Les capacités d’accueil du privé dépendent pour partie du financement public. En effet, si l’école privée se revendique « libre », elle n’en reste pas moins subventionnée à plus de 70% par l’État, comme le soulignait le récent rapport de la Cour des comptes. Ces dotations au privé restent stables, alors que les effectifs parisiens diminuent globalement. Celles-ci permettent aux établissements privés de proposer aux familles des tarifs relativement avantageux, non représentatifs du réel coût de l’enseignement. Avec de tels jeux de financement, l’État organise et nourrit sa propre concurrence, sans toutefois imposer de contrôle ni de contrepartie aux acteurs de l’enseignement privé pour le recrutement de leurs élèves.
Une école publique de qualité : une responsabilité de l’État
Certes, la loi Debré est contraignante mais, contrairement aux discours de nombreux politiques et responsables de l’Éducation nationale, elle n’empêche pas de contrôler les conditions de déploiement de l’enseignement privé.
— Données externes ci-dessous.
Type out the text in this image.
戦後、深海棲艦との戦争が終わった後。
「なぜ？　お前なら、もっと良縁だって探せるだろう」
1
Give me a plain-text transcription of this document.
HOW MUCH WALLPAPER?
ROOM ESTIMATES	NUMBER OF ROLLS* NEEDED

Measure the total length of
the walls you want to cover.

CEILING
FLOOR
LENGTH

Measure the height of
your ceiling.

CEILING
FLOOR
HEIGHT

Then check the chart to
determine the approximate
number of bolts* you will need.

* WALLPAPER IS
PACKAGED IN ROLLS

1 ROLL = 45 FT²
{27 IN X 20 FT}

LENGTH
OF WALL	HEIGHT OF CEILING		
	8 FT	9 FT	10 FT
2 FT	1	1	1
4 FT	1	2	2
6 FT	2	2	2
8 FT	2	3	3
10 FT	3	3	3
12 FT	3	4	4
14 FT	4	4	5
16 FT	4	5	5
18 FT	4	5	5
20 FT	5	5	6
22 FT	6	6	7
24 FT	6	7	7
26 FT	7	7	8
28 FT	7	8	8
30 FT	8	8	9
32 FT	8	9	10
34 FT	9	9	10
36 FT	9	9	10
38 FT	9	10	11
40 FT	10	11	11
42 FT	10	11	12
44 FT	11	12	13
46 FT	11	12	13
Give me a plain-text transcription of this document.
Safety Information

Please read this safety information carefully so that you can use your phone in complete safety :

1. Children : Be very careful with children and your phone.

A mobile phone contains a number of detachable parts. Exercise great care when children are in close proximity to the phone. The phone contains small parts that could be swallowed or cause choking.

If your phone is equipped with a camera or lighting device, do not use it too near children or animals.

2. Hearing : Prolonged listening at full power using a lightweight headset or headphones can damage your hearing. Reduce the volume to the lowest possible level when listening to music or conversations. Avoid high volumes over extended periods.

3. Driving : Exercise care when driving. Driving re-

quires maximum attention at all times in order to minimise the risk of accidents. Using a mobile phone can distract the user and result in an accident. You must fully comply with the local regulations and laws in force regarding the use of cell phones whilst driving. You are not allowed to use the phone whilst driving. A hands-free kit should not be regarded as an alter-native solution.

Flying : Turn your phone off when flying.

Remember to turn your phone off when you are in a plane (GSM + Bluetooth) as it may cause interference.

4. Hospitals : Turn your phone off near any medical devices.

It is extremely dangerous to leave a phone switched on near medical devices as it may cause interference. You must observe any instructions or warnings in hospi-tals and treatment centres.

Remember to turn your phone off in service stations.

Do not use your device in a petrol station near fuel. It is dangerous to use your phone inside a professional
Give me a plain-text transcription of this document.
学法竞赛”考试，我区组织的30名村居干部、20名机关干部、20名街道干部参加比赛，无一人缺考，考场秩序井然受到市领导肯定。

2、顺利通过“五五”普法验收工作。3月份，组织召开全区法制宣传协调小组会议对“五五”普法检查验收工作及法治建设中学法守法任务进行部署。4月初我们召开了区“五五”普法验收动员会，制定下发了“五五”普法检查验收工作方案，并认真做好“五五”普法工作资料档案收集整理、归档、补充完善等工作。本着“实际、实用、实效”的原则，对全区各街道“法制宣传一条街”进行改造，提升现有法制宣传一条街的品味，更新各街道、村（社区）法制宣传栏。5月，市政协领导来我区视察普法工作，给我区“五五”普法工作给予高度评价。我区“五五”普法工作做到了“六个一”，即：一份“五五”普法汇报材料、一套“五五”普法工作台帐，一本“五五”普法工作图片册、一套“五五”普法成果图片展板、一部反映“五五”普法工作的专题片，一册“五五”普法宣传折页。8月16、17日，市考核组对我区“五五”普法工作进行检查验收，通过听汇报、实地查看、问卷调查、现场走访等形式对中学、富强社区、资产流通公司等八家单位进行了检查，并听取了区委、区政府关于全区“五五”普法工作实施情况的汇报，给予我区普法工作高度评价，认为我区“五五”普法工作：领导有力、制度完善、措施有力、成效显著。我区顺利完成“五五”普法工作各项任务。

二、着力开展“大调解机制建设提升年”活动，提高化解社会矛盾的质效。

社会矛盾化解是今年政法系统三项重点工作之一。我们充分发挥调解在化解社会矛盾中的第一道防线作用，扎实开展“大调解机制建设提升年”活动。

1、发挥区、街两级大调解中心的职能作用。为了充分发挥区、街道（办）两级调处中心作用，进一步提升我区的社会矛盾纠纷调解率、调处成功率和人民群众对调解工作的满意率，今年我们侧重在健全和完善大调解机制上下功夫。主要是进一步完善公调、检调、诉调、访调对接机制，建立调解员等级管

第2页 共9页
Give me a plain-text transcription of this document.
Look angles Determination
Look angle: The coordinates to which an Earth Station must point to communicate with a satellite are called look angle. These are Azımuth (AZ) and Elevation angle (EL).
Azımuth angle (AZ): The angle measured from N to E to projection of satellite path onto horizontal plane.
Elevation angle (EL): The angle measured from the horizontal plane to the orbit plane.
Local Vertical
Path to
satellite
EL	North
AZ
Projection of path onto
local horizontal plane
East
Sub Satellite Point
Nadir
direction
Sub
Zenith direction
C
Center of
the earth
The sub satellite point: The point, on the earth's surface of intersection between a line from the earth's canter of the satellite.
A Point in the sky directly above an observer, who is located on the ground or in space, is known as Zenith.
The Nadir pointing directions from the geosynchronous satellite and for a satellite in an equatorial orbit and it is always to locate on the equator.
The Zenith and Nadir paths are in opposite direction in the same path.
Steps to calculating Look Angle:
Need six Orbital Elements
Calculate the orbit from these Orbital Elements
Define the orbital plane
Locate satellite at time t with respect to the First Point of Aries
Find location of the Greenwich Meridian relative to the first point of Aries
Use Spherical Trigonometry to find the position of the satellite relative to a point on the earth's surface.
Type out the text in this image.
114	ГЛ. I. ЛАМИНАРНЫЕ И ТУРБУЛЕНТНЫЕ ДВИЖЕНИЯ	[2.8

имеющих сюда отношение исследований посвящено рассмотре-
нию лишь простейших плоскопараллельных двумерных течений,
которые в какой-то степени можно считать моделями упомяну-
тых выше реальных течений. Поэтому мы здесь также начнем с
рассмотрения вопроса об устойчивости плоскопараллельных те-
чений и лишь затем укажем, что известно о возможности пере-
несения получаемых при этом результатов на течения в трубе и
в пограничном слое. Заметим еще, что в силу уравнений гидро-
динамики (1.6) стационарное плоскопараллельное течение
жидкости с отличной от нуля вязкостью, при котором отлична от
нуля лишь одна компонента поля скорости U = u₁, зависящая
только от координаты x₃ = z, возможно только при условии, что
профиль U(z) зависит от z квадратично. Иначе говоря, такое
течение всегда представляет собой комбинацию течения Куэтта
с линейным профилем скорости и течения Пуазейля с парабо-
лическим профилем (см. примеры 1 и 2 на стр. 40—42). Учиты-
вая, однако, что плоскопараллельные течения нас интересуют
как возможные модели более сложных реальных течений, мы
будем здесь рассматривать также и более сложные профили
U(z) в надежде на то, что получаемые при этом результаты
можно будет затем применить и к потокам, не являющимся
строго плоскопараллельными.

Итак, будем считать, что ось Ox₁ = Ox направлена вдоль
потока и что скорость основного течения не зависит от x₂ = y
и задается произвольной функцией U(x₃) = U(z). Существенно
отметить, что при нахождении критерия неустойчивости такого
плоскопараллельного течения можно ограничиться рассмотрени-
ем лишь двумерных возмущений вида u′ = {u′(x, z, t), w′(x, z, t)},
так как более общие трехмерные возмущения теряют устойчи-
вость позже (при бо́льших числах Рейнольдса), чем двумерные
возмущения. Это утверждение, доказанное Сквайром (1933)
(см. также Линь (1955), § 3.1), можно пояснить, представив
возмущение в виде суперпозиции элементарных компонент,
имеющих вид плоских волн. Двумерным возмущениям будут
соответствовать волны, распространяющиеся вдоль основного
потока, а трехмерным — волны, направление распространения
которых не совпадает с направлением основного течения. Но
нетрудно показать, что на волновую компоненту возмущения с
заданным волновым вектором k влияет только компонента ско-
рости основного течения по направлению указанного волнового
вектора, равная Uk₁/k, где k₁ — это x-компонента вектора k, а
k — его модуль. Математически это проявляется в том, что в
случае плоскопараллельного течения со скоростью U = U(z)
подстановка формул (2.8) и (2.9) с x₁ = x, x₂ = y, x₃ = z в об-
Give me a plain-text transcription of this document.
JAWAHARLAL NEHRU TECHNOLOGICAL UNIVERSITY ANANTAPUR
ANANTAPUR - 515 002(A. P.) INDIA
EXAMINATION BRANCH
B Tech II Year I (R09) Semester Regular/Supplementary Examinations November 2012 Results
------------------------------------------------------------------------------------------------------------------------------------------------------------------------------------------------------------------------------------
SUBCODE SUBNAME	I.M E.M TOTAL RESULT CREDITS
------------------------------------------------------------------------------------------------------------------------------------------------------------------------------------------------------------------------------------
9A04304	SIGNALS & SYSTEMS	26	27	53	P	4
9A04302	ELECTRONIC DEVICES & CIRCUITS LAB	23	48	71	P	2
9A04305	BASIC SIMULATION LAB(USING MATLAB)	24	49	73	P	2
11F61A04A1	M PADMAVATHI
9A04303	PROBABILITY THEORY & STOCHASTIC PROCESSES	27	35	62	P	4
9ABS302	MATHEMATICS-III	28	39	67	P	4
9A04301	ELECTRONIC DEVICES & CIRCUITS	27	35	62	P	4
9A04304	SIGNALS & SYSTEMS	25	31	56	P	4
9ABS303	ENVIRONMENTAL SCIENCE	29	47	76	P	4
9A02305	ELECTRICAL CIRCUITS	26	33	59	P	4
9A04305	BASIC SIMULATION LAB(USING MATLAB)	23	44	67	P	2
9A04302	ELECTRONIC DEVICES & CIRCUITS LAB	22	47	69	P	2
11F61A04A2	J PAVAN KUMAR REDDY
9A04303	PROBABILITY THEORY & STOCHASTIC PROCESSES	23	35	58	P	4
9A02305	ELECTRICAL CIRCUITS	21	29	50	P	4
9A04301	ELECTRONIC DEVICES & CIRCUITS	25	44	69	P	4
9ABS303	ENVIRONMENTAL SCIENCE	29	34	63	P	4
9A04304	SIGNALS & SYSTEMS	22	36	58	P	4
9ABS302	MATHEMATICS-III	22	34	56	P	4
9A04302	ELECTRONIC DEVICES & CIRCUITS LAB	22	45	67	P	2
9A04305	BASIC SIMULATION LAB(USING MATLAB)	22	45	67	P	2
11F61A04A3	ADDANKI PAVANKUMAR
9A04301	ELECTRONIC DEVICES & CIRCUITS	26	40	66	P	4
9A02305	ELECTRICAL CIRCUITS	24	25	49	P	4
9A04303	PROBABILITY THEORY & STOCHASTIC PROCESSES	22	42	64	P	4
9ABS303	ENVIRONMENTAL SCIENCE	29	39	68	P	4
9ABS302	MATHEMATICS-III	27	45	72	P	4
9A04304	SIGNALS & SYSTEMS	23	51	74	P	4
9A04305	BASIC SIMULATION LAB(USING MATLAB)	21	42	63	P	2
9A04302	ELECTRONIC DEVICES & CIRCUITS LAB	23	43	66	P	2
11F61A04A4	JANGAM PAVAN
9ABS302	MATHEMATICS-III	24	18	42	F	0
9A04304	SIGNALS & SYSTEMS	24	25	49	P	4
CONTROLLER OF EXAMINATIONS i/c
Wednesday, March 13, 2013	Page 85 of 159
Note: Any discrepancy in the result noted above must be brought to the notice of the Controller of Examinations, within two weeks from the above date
Avec une réelle volonté politique, en se basant sur le cadre législatif actuel, de nombreuses actions pourraient être menées, afin de combler ce fossé entre écoles publiques et privées qui détériore la mixité sociale et scolaire à Paris, et la cohésion de notre société.
Afin de défendre le service public d’éducation, et contrer une concurrence déloyale qui ne respecte plus les principes de la loi Debré, nous, parents de la FCPE Paris, demandons l’annulation de toutes les suppressions de postes d’enseignants du public, à Paris comme ailleurs, et la reconstitution de brigades de remplacement en nombre suffisant pour assurer la présence d’un enseignant devant chaque élève.
Nous demandons que les ouvertures ou fermetures de classes du privé soient suivies par les Rectorats, établissement par établissement, à l’instar de ce qui est réalisé pour les écoles publiques. De même, les critères de recrutement des élèves des établissements privés doivent respecter les objectifs de mixité sociale et scolaire, et la carte scolaire, comme elle est imposée aux établissements scolaires publics.
Toutes les études montrent que notre système éducatif est un des plus inégalitaire parmi les pays de l’OCDE. Pourtant, à niveau socio-culturel équivalent, les élèves du public réussissent mieux leur scolarité que ceux du privé. Il est temps de questionner la place de l’École dans notre République, un lieu d’ascension social rêvé et pensé par les Républicains depuis la Révolution. Il est du devoir du ministère l’Éducation nationale de garantir, pour tous les enfants de la République, une école publique de qualité, sur l’ensemble du territoire, avec du personnel en nombre suffisant, avec des classes équilibrées, mixtes, composées d’effectifs réduits.
Sans action politique ambitieuse, certains territoires finiront par se ghettoïser sur fond de séparatisme scolaire et social, et nourrir davantage la fracture sociale qui scinde la société française dans son ensemble. Ce choix politique est un investissement impératif pour construire la société française de demain.